All Alaska Cities

We Love Our Booze

According to the Anchorage Daily News, Alaskans are drinking more than ever, even with higher prices and penalties.

Taxes were raised on alcoholic beverages more than a decade ago, but we haven’t lowered drinking rates with the higher prices:

“Instead of cutting back because of the extra cost, Alaskans kept right on drinking. The tax on hard liquor doubled, yet sales of whiskey, vodka and other spirits have grown 41 percent since the increase. (Alaska's population, rose just 13 percent during the period.) The tax on wine tripled, yet wine sales have gone up 56 percent. Only beer receipts dipped slightly in the face of the 2002 "dime a drink" tax championed in Juneau by U.S. Sen. Lisa Murkowski, who was then a state House member from Anchorage.”

This doesn’t include illegal sales of alcohol – booze smuggled in to avoid the higher taxes.

The story is counter to what economists expect in a supply and demand situation. Classically, when prices rise (for whatever reason) demand falls or stays the same. Not so in Alaska for alcohol consumption.

The article also mentions a real disappointment. Higher taxes were meant to fund increased treatment programs, but the author tells us that more was collected than went to prevention and treatment. In fact, shortly after the tax was put in place, funding fell. That’s a shame.

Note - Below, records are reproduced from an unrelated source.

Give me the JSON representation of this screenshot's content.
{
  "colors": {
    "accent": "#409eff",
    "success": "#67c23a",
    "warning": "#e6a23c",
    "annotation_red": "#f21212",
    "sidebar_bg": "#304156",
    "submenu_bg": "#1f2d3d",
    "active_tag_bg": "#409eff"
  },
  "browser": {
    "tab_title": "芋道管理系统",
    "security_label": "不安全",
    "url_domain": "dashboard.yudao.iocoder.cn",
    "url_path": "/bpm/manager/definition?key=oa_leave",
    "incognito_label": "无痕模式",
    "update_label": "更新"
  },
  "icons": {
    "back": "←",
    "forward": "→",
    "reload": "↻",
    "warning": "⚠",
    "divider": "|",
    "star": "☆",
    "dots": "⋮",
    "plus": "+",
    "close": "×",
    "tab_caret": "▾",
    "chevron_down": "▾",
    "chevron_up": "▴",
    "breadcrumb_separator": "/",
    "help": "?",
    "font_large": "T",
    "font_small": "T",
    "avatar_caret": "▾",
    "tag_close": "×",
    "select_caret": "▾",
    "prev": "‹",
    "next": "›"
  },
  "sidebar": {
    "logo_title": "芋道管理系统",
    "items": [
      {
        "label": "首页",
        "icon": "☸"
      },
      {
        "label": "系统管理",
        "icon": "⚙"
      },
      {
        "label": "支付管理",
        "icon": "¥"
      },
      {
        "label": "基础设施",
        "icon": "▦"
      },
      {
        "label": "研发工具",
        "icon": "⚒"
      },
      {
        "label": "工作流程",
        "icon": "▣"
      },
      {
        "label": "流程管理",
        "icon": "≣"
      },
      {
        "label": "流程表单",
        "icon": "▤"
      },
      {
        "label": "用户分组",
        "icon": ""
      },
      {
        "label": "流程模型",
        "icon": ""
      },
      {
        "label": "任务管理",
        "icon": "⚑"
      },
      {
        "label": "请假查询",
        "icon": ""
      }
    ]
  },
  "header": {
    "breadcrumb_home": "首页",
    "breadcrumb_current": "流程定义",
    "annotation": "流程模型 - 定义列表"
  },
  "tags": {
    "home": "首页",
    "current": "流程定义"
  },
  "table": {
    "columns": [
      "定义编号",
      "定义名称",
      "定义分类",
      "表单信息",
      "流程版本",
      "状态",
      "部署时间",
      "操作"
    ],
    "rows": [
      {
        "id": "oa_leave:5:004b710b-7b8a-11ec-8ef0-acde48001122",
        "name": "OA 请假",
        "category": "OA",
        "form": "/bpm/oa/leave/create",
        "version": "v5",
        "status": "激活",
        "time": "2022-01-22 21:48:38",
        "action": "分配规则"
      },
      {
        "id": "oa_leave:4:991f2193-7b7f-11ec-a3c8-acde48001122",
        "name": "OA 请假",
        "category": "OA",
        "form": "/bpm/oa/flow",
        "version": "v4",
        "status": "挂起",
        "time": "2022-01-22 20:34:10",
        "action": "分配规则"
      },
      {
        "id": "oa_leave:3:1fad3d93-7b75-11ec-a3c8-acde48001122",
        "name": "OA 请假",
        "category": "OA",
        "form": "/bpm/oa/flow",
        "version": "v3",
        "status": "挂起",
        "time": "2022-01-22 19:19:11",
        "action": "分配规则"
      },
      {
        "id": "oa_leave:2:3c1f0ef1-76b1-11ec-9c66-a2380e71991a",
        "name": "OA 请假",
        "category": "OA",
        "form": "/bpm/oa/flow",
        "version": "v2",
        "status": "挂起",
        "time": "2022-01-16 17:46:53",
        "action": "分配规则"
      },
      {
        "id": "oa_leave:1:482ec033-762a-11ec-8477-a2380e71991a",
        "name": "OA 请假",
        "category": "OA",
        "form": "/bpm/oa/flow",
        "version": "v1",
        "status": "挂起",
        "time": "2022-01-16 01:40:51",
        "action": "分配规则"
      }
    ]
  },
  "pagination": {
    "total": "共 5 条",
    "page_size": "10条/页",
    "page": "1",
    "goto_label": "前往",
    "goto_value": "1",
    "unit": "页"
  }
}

It might be time to reevaluate things and put more money into prevention – to try to get our citizens to lower consumption and to keep our young people from starting. This certainly wouldn’t be a popular option for those selling alcohol, but perhaps it’s time to accept that we’ve peaked when it comes to booze consumption and we ought to back off a bit. Alternatively, we could raise the taxes even higher, with the idea that the original increase wasn’t enough to impact the marketplace.